AI in the life cycle of medicinal products

The Reflection Paper considers various use cases for AI, including some commentary on working principles and indications of risk:

  • Drug discovery: use of AI in drug discovery may be low risk where non-optimal performance primarily affects the sponsor, but regulatory risk increases where results contribute to the evidence presented for regulatory review.
  • Non-clinical development: AI/ML should follow Good Laboratory Practice (GLP) and SOPs should extend to AI/ML.
  • Clinical trials: AI/ML used in the context of clinical trials must comply with ICH E6 guideline for good clinical practice (GCP). If a model is generated for clinical trial purposes, “the full model architecture, logs from modelling, validation and testing, training data and description of the data processing pipeline” are likely part of the clinical trial data or trial protocol dossier and so should be made available for assessment at the time of marketing authorization or clinical trial application. Risks involved in using AI/ML increase from early-phase to pivotal clinical trials.
  • Precision medicine: EMA considers the use of AI/ML in individualizing treatment (including “patient selection, dosing, de novo design of product variants”) as high-risk from a medicine regulation perspective, related to both patient risk and level of regulatory impact.

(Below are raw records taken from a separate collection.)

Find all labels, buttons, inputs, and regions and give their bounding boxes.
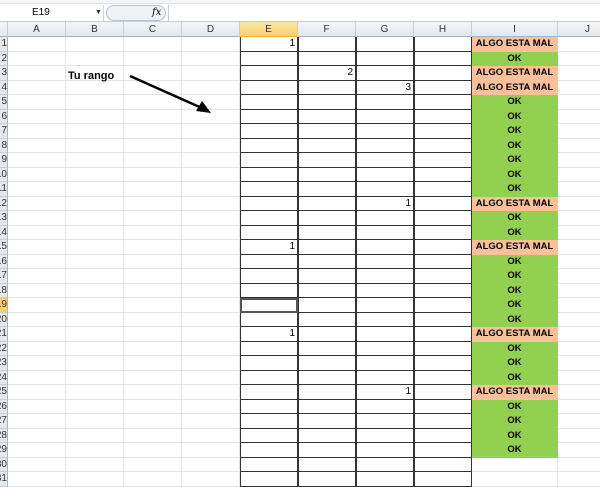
arrow-icon bbox=[129, 74, 211, 113]
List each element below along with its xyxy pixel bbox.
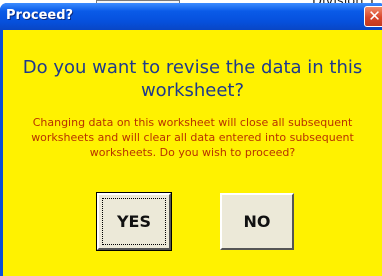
focus-rectangle [102,198,166,245]
dialog-message: Changing data on this worksheet will clo… [31,116,354,159]
dialog-body: Do you want to revise the data in this w… [3,30,382,276]
yes-button[interactable]: YES [96,192,172,251]
dialog-question: Do you want to revise the data in this w… [22,57,363,101]
close-icon[interactable]: ✕ [364,6,382,27]
no-button-label: NO [243,212,271,231]
no-button[interactable]: NO [220,193,294,250]
dialog-titlebar[interactable]: Proceed? ✕ [0,3,382,30]
dialog-title: Proceed? [6,8,74,23]
proceed-dialog: Proceed? ✕ Do you want to revise the dat… [0,3,382,276]
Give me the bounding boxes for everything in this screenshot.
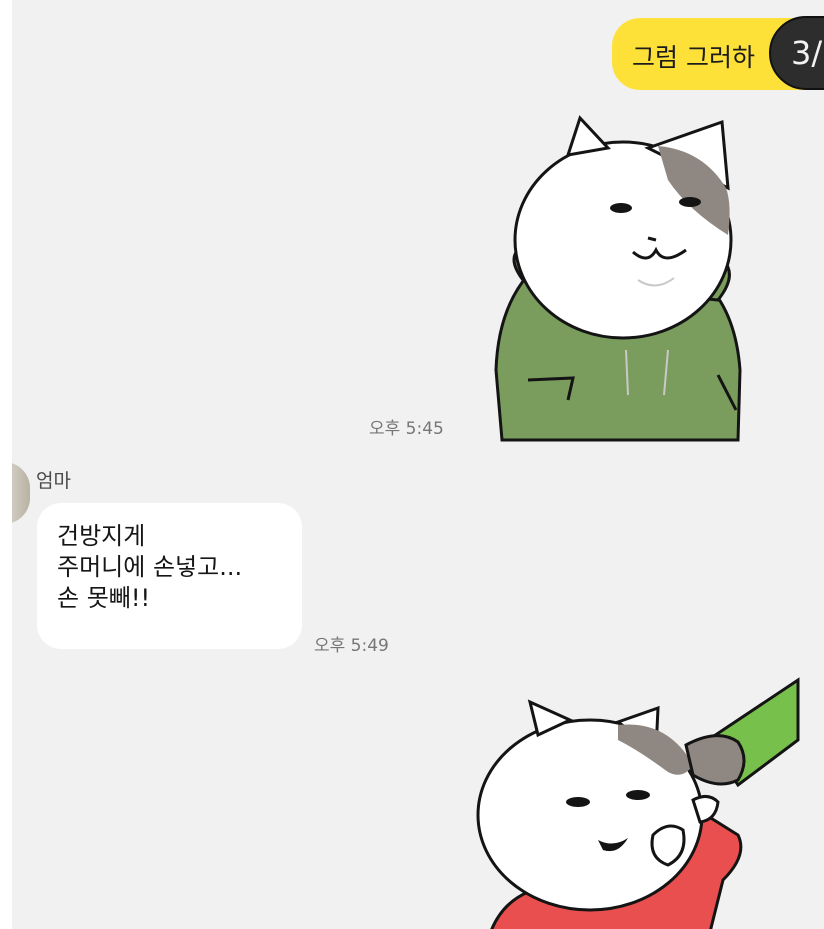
chat-area: 그럼 그러하 오후 5:45 엄마 건방지게 주머니에 손넣고... 손 못빼!… bbox=[12, 0, 824, 929]
incoming-message-line-3: 손 못빼!! bbox=[57, 584, 151, 612]
sender-avatar[interactable] bbox=[12, 462, 30, 524]
sticker-1-timestamp: 오후 5:45 bbox=[369, 419, 444, 439]
incoming-message-timestamp: 오후 5:49 bbox=[314, 636, 389, 656]
incoming-message-bubble[interactable]: 건방지게 주머니에 손넣고... 손 못빼!! bbox=[37, 503, 302, 649]
incoming-message-line-2: 주머니에 손넣고... bbox=[57, 553, 243, 581]
sender-name: 엄마 bbox=[36, 470, 71, 492]
incoming-message-line-1: 건방지게 bbox=[57, 522, 146, 550]
page-counter-text: 3/8 bbox=[791, 34, 824, 72]
punched-cat-sticker[interactable] bbox=[468, 677, 800, 929]
outgoing-message-text: 그럼 그러하 bbox=[632, 43, 755, 72]
hoodie-cat-sticker[interactable] bbox=[488, 110, 768, 442]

  • Product information: EMA recognizes AI may be used to draft, compile, translate or review information documents, but expects use of such technologies only under “close human supervision.”
  • Manufacturing: use of AI in this context must comply with relevant quality management principles.
  • Post-authorization phase: marketing authorization holders must “validate, monitor and document model performance and include AI/ML operations in the pharmacovigilance system, to mitigate risks related to all algorithms and models used” and use of AI in a post authorization study should be discussed within a regulatory procedure.